Film ini tak perlu dibahas berlarut-larut soal sinematografinya, bla bla, bla. Seperti yang sudah-sudah, sutradara India termasuk Raju Hirani, yang menggarap film ini, suka syuting di tempat aduhai. Ah, saya sebagai penyuka film India era Shahrukh Khan sampai Shaheed Kapoor pasti hafal soal ini. Entah tak pede dengan tampang negeri sendiri, sutradara India demen banget syuting di luar negeri. Kali ini yang dipilih adalah Belgia.

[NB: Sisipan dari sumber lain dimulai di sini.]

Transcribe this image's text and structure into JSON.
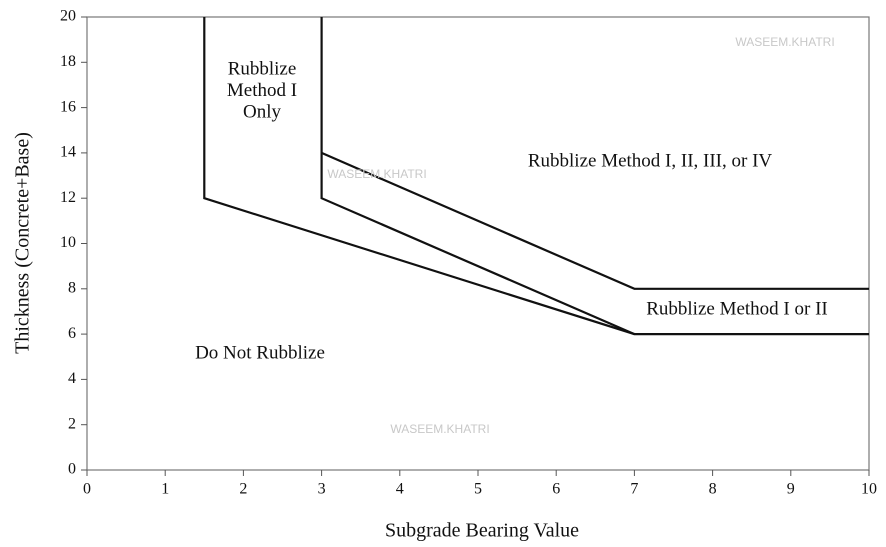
{
  "chart_data": {
    "type": "line",
    "xlabel": "Subgrade Bearing Value",
    "ylabel": "Thickness (Concrete+Base)",
    "xlim": [
      0,
      10
    ],
    "ylim": [
      0,
      20
    ],
    "xticks": [
      0,
      1,
      2,
      3,
      4,
      5,
      6,
      7,
      8,
      9,
      10
    ],
    "yticks": [
      0,
      2,
      4,
      6,
      8,
      10,
      12,
      14,
      16,
      18,
      20
    ],
    "grid": false,
    "series": [
      {
        "color": "#111111",
        "x": [
          1.5,
          1.5,
          7,
          10
        ],
        "values": [
          20,
          12,
          6,
          6
        ]
      },
      {
        "color": "#111111",
        "x": [
          3,
          3,
          7
        ],
        "values": [
          20,
          12,
          6
        ]
      },
      {
        "color": "#111111",
        "x": [
          3,
          7,
          10
        ],
        "values": [
          14,
          8,
          8
        ]
      }
    ],
    "annotations": [
      {
        "lines": [
          "Rubblize",
          "Method I",
          "Only"
        ]
      },
      {
        "lines": [
          "Rubblize Method I, II, III, or IV"
        ]
      },
      {
        "lines": [
          "Rubblize Method I or II"
        ]
      },
      {
        "lines": [
          "Do Not Rubblize"
        ]
      }
    ],
    "watermarks": [
      "WASEEM.KHATRI",
      "WASEEM.KHATRI",
      "WASEEM.KHATRI"
    ]
  }
}
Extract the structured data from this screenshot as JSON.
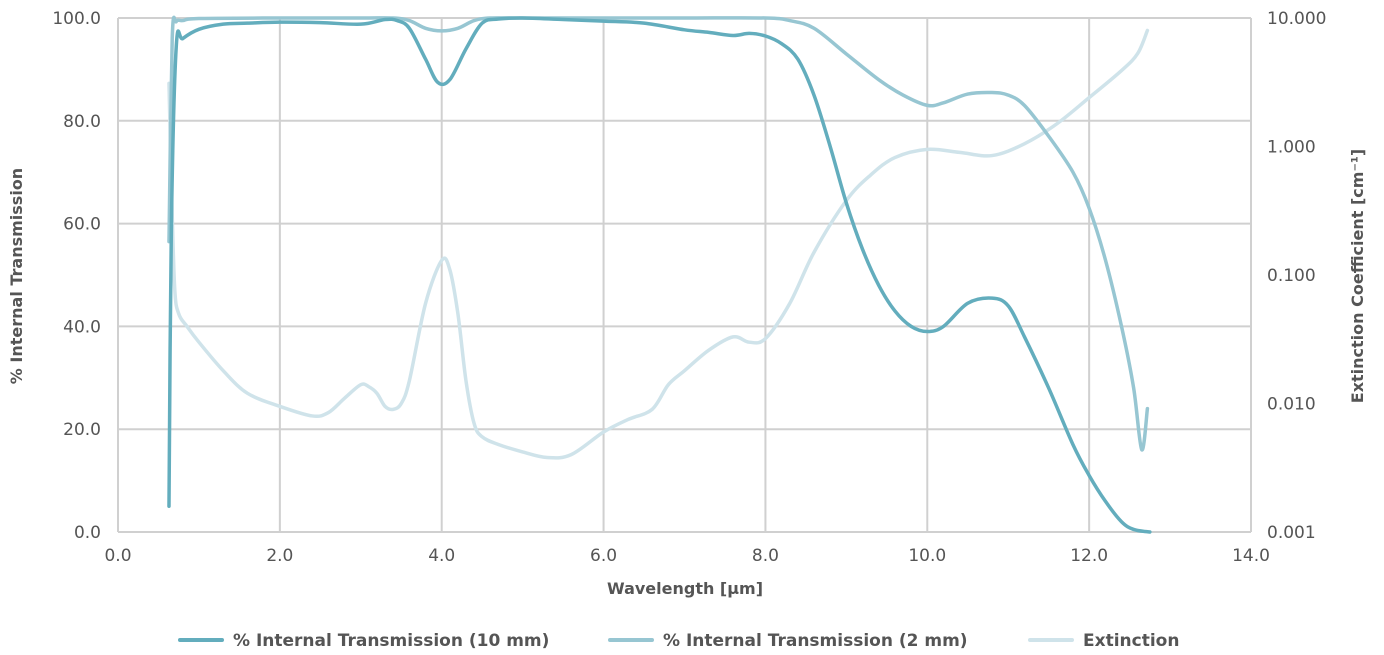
{
  "chart_data": {
    "type": "line",
    "xlabel": "Wavelength [µm]",
    "ylabel": "% Internal Transmission",
    "y2label": "Extinction Coefficient [cm⁻¹]",
    "xlim": [
      0,
      14
    ],
    "ylim": [
      0,
      100
    ],
    "y2lim": [
      0.001,
      10
    ],
    "y2scale": "log",
    "grid": true,
    "legend_position": "bottom",
    "x_ticks": [
      "0.0",
      "2.0",
      "4.0",
      "6.0",
      "8.0",
      "10.0",
      "12.0",
      "14.0"
    ],
    "y_ticks": [
      "0.0",
      "20.0",
      "40.0",
      "60.0",
      "80.0",
      "100.0"
    ],
    "y2_ticks": [
      "0.001",
      "0.010",
      "0.100",
      "1.000",
      "10.000"
    ],
    "series": [
      {
        "name": "% Internal Transmission (10 mm)",
        "axis": "left",
        "color": "#63adbd",
        "x": [
          0.63,
          0.66,
          0.72,
          0.8,
          1.0,
          1.3,
          1.6,
          2.0,
          2.5,
          3.0,
          3.3,
          3.45,
          3.6,
          3.8,
          3.95,
          4.1,
          4.3,
          4.5,
          4.7,
          5.0,
          5.5,
          6.0,
          6.5,
          7.0,
          7.3,
          7.6,
          7.8,
          8.0,
          8.2,
          8.4,
          8.6,
          8.8,
          9.0,
          9.2,
          9.4,
          9.6,
          9.8,
          10.0,
          10.2,
          10.5,
          10.8,
          11.0,
          11.2,
          11.5,
          11.8,
          12.0,
          12.2,
          12.4,
          12.55,
          12.75
        ],
        "y": [
          5,
          60,
          94.5,
          96,
          97.8,
          98.8,
          99,
          99.2,
          99.1,
          98.8,
          99.7,
          99.5,
          98,
          92,
          87.5,
          88,
          94,
          99,
          99.8,
          100,
          99.7,
          99.4,
          99,
          97.7,
          97.2,
          96.6,
          97,
          96.5,
          95,
          92,
          85,
          75,
          64,
          55,
          48,
          43,
          40,
          39,
          40,
          44.5,
          45.5,
          44,
          38,
          28,
          17,
          11,
          6,
          2,
          0.5,
          0
        ]
      },
      {
        "name": "% Internal Transmission (2 mm)",
        "axis": "left",
        "color": "#97c6d2",
        "x": [
          0.63,
          0.67,
          0.72,
          0.8,
          1.0,
          2.0,
          3.0,
          3.4,
          3.6,
          3.8,
          4.0,
          4.2,
          4.4,
          4.6,
          5.0,
          6.0,
          7.0,
          8.0,
          8.3,
          8.6,
          9.0,
          9.4,
          9.7,
          10.0,
          10.2,
          10.5,
          10.8,
          11.0,
          11.2,
          11.5,
          11.8,
          12.0,
          12.2,
          12.4,
          12.55,
          12.65,
          12.72
        ],
        "y": [
          56.5,
          96,
          99.3,
          99.5,
          99.9,
          100,
          100,
          100,
          99.5,
          98,
          97.5,
          98,
          99.5,
          100,
          100,
          100,
          100,
          100,
          99.5,
          98,
          93,
          88,
          85,
          83,
          83.5,
          85.2,
          85.5,
          85,
          83,
          77,
          70,
          63,
          53,
          40,
          28,
          16,
          24
        ]
      },
      {
        "name": "Extinction",
        "axis": "right",
        "color": "#cfe3ea",
        "x": [
          0.63,
          0.66,
          0.7,
          0.75,
          0.85,
          1.0,
          1.3,
          1.6,
          2.0,
          2.4,
          2.6,
          2.8,
          3.0,
          3.1,
          3.2,
          3.3,
          3.4,
          3.5,
          3.6,
          3.8,
          4.0,
          4.1,
          4.2,
          4.3,
          4.4,
          4.5,
          4.7,
          5.0,
          5.3,
          5.6,
          6.0,
          6.3,
          6.6,
          6.8,
          7.0,
          7.3,
          7.6,
          7.8,
          8.0,
          8.3,
          8.6,
          9.0,
          9.3,
          9.6,
          10.0,
          10.4,
          10.8,
          11.2,
          11.6,
          12.0,
          12.4,
          12.6,
          12.72
        ],
        "y": [
          3.1,
          0.5,
          0.08,
          0.05,
          0.04,
          0.03,
          0.018,
          0.012,
          0.0095,
          0.008,
          0.0085,
          0.011,
          0.014,
          0.0135,
          0.012,
          0.0095,
          0.009,
          0.01,
          0.015,
          0.06,
          0.13,
          0.11,
          0.05,
          0.015,
          0.007,
          0.0055,
          0.0048,
          0.0042,
          0.0038,
          0.004,
          0.006,
          0.0075,
          0.009,
          0.014,
          0.018,
          0.026,
          0.033,
          0.03,
          0.032,
          0.06,
          0.15,
          0.38,
          0.6,
          0.82,
          0.95,
          0.9,
          0.85,
          1.05,
          1.5,
          2.4,
          3.9,
          5.3,
          8.0
        ]
      }
    ]
  }
}
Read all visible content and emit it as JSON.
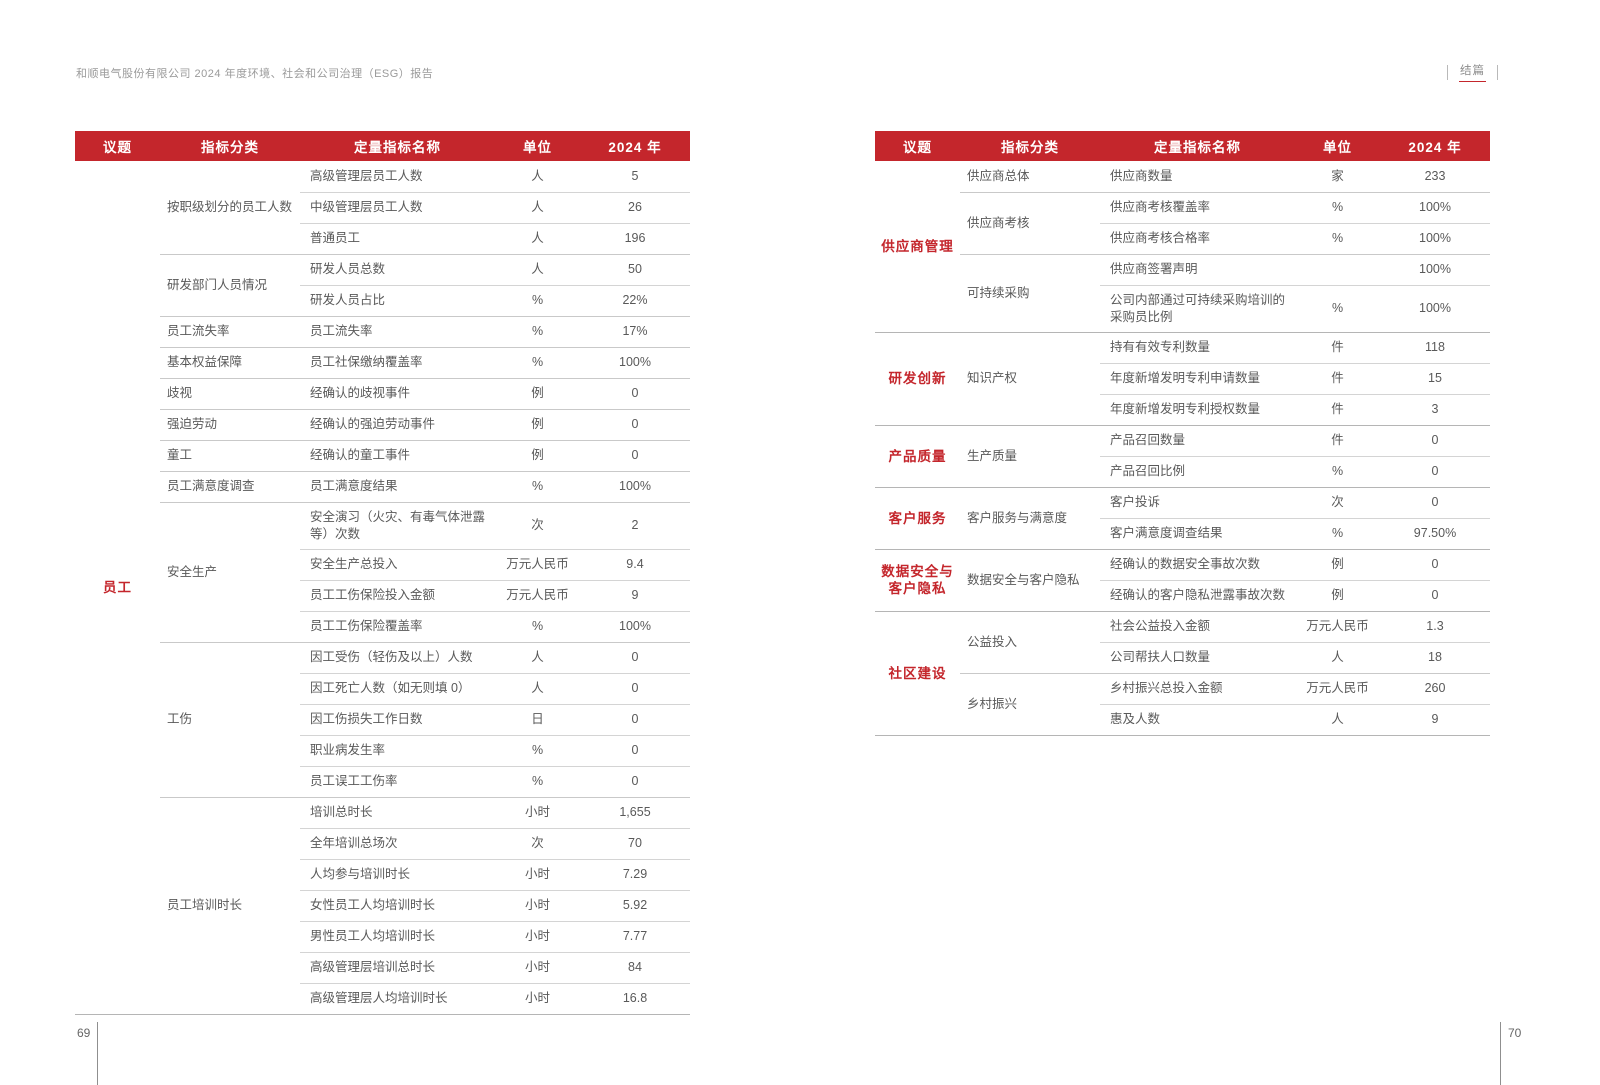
{
  "meta": {
    "report_title": "和顺电气股份有限公司 2024 年度环境、社会和公司治理（ESG）报告",
    "chapter_label": "结篇",
    "page_number_left": "69",
    "page_number_right": "70"
  },
  "colors": {
    "accent_red": "#C4262C",
    "header_text": "#FFFFFF"
  },
  "table_columns": [
    "议题",
    "指标分类",
    "定量指标名称",
    "单位",
    "2024 年"
  ],
  "tables": [
    {
      "name": "employee-metrics",
      "topics": [
        {
          "topic": "员工",
          "groups": [
            {
              "category": "按职级划分的员工人数",
              "rows": [
                {
                  "metric": "高级管理层员工人数",
                  "unit": "人",
                  "value": "5"
                },
                {
                  "metric": "中级管理层员工人数",
                  "unit": "人",
                  "value": "26"
                },
                {
                  "metric": "普通员工",
                  "unit": "人",
                  "value": "196"
                }
              ]
            },
            {
              "category": "研发部门人员情况",
              "rows": [
                {
                  "metric": "研发人员总数",
                  "unit": "人",
                  "value": "50"
                },
                {
                  "metric": "研发人员占比",
                  "unit": "%",
                  "value": "22%"
                }
              ]
            },
            {
              "category": "员工流失率",
              "rows": [
                {
                  "metric": "员工流失率",
                  "unit": "%",
                  "value": "17%"
                }
              ]
            },
            {
              "category": "基本权益保障",
              "rows": [
                {
                  "metric": "员工社保缴纳覆盖率",
                  "unit": "%",
                  "value": "100%"
                }
              ]
            },
            {
              "category": "歧视",
              "rows": [
                {
                  "metric": "经确认的歧视事件",
                  "unit": "例",
                  "value": "0"
                }
              ]
            },
            {
              "category": "强迫劳动",
              "rows": [
                {
                  "metric": "经确认的强迫劳动事件",
                  "unit": "例",
                  "value": "0"
                }
              ]
            },
            {
              "category": "童工",
              "rows": [
                {
                  "metric": "经确认的童工事件",
                  "unit": "例",
                  "value": "0"
                }
              ]
            },
            {
              "category": "员工满意度调查",
              "rows": [
                {
                  "metric": "员工满意度结果",
                  "unit": "%",
                  "value": "100%"
                }
              ]
            },
            {
              "category": "安全生产",
              "rows": [
                {
                  "metric": "安全演习（火灾、有毒气体泄露等）次数",
                  "unit": "次",
                  "value": "2"
                },
                {
                  "metric": "安全生产总投入",
                  "unit": "万元人民币",
                  "value": "9.4"
                },
                {
                  "metric": "员工工伤保险投入金额",
                  "unit": "万元人民币",
                  "value": "9"
                },
                {
                  "metric": "员工工伤保险覆盖率",
                  "unit": "%",
                  "value": "100%"
                }
              ]
            },
            {
              "category": "工伤",
              "rows": [
                {
                  "metric": "因工受伤（轻伤及以上）人数",
                  "unit": "人",
                  "value": "0"
                },
                {
                  "metric": "因工死亡人数（如无则填 0）",
                  "unit": "人",
                  "value": "0"
                },
                {
                  "metric": "因工伤损失工作日数",
                  "unit": "日",
                  "value": "0"
                },
                {
                  "metric": "职业病发生率",
                  "unit": "%",
                  "value": "0"
                },
                {
                  "metric": "员工误工工伤率",
                  "unit": "%",
                  "value": "0"
                }
              ]
            },
            {
              "category": "员工培训时长",
              "rows": [
                {
                  "metric": "培训总时长",
                  "unit": "小时",
                  "value": "1,655"
                },
                {
                  "metric": "全年培训总场次",
                  "unit": "次",
                  "value": "70"
                },
                {
                  "metric": "人均参与培训时长",
                  "unit": "小时",
                  "value": "7.29"
                },
                {
                  "metric": "女性员工人均培训时长",
                  "unit": "小时",
                  "value": "5.92"
                },
                {
                  "metric": "男性员工人均培训时长",
                  "unit": "小时",
                  "value": "7.77"
                },
                {
                  "metric": "高级管理层培训总时长",
                  "unit": "小时",
                  "value": "84"
                },
                {
                  "metric": "高级管理层人均培训时长",
                  "unit": "小时",
                  "value": "16.8"
                }
              ]
            }
          ]
        }
      ]
    },
    {
      "name": "supplier-and-governance-metrics",
      "topics": [
        {
          "topic": "供应商管理",
          "groups": [
            {
              "category": "供应商总体",
              "rows": [
                {
                  "metric": "供应商数量",
                  "unit": "家",
                  "value": "233"
                }
              ]
            },
            {
              "category": "供应商考核",
              "rows": [
                {
                  "metric": "供应商考核覆盖率",
                  "unit": "%",
                  "value": "100%"
                },
                {
                  "metric": "供应商考核合格率",
                  "unit": "%",
                  "value": "100%"
                }
              ]
            },
            {
              "category": "可持续采购",
              "rows": [
                {
                  "metric": "供应商签署声明",
                  "unit": "",
                  "value": "100%"
                },
                {
                  "metric": "公司内部通过可持续采购培训的采购员比例",
                  "unit": "%",
                  "value": "100%"
                }
              ]
            }
          ]
        },
        {
          "topic": "研发创新",
          "groups": [
            {
              "category": "知识产权",
              "rows": [
                {
                  "metric": "持有有效专利数量",
                  "unit": "件",
                  "value": "118"
                },
                {
                  "metric": "年度新增发明专利申请数量",
                  "unit": "件",
                  "value": "15"
                },
                {
                  "metric": "年度新增发明专利授权数量",
                  "unit": "件",
                  "value": "3"
                }
              ]
            }
          ]
        },
        {
          "topic": "产品质量",
          "groups": [
            {
              "category": "生产质量",
              "rows": [
                {
                  "metric": "产品召回数量",
                  "unit": "件",
                  "value": "0"
                },
                {
                  "metric": "产品召回比例",
                  "unit": "%",
                  "value": "0"
                }
              ]
            }
          ]
        },
        {
          "topic": "客户服务",
          "groups": [
            {
              "category": "客户服务与满意度",
              "rows": [
                {
                  "metric": "客户投诉",
                  "unit": "次",
                  "value": "0"
                },
                {
                  "metric": "客户满意度调查结果",
                  "unit": "%",
                  "value": "97.50%"
                }
              ]
            }
          ]
        },
        {
          "topic": "数据安全与客户隐私",
          "groups": [
            {
              "category": "数据安全与客户隐私",
              "rows": [
                {
                  "metric": "经确认的数据安全事故次数",
                  "unit": "例",
                  "value": "0"
                },
                {
                  "metric": "经确认的客户隐私泄露事故次数",
                  "unit": "例",
                  "value": "0"
                }
              ]
            }
          ]
        },
        {
          "topic": "社区建设",
          "groups": [
            {
              "category": "公益投入",
              "rows": [
                {
                  "metric": "社会公益投入金额",
                  "unit": "万元人民币",
                  "value": "1.3"
                },
                {
                  "metric": "公司帮扶人口数量",
                  "unit": "人",
                  "value": "18"
                }
              ]
            },
            {
              "category": "乡村振兴",
              "rows": [
                {
                  "metric": "乡村振兴总投入金额",
                  "unit": "万元人民币",
                  "value": "260"
                },
                {
                  "metric": "惠及人数",
                  "unit": "人",
                  "value": "9"
                }
              ]
            }
          ]
        }
      ]
    }
  ]
}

Apa pentingnya Belgia di sini? Yakni sebagai lokasi peletak drama film berdurasi sekitar 2,5 jam ini. Soal drama, lima jempol lah untuk sutradara India. Di tengah bombardir pertanyaan soal eksistensi Tuhan dan komedi satir, drama terbangun hampir sempurna. Berlebihan sedikit mungkin, di bagian tari-tariannya. Tapi ya sudahlah, terima saja itu sebagai naluri Bollywood. Bedanya, kalau dulu yang dipakai nari adalah pohon, sekarang tiang besi dalam MRT. Hehehe..


Prinsip pertama nonton PK, Anda dilarang tersinggung. Sebab, film ini menyentil ulah para pemuka agama yang menurut PK malah menyebabkan "salah sambung": doa kita manusia tak sampai ke Tuhan. Sejak awal, Hirani memang sudah bilang bahwa PK bicara soal Tuhan dan godmen. Jadi ya, sepanjang film, Tuhan dan pemuka agama akan melulu "disenggol", bahkan dikritik.

Salah satu adegan yang saya ingat adalah saat PK menyebarkan poster "Tuhan Ada di Mana?", dan jika ada orang yang tau di mana Ia berada, tolong hubungi PK. PK melakukannya karena bingung. Ia merasa sudah minta bantuan Tuhan di kuil, gereja, masjid, dan menyumbang duit ke kotak amal agar doanya terjawab. Tapi ternyata, remote control-nya belum juga ketemu.

Untuk mempermudah proses terjawabnya doa, PK bahkan membantu Tuhan dengan mengenakan helm kuning menyala ke mana pun. Alasannya, "Biar Tuhan mudah menemukanku, dan kemudian menjawab doaku. Karena warna kuning kan mencolok."

Begitulah PK. Ulah dan pertanyaannya memancing kemarahan banyak orang yang merasa Tuhannya disepelekan. Padahal, kata PK, Tuhan sudah Mahaagung, tak perlu dibela.

Separuh pertama film, kita akan diajak tertawa habis-habisan oleh PK. Sinting dan tolol, tapi ya, memang begitulah kondisi di India, juga di belahan bumi lainnya. Kebanyakan dari kita merasa tak perlu lagi berdiskusi, bahkan dengan diri sendiri, soal kepercayaan dan agama yang diyakini. Padahal, fides quaerens intellectum. Iman itu mencari pengertian.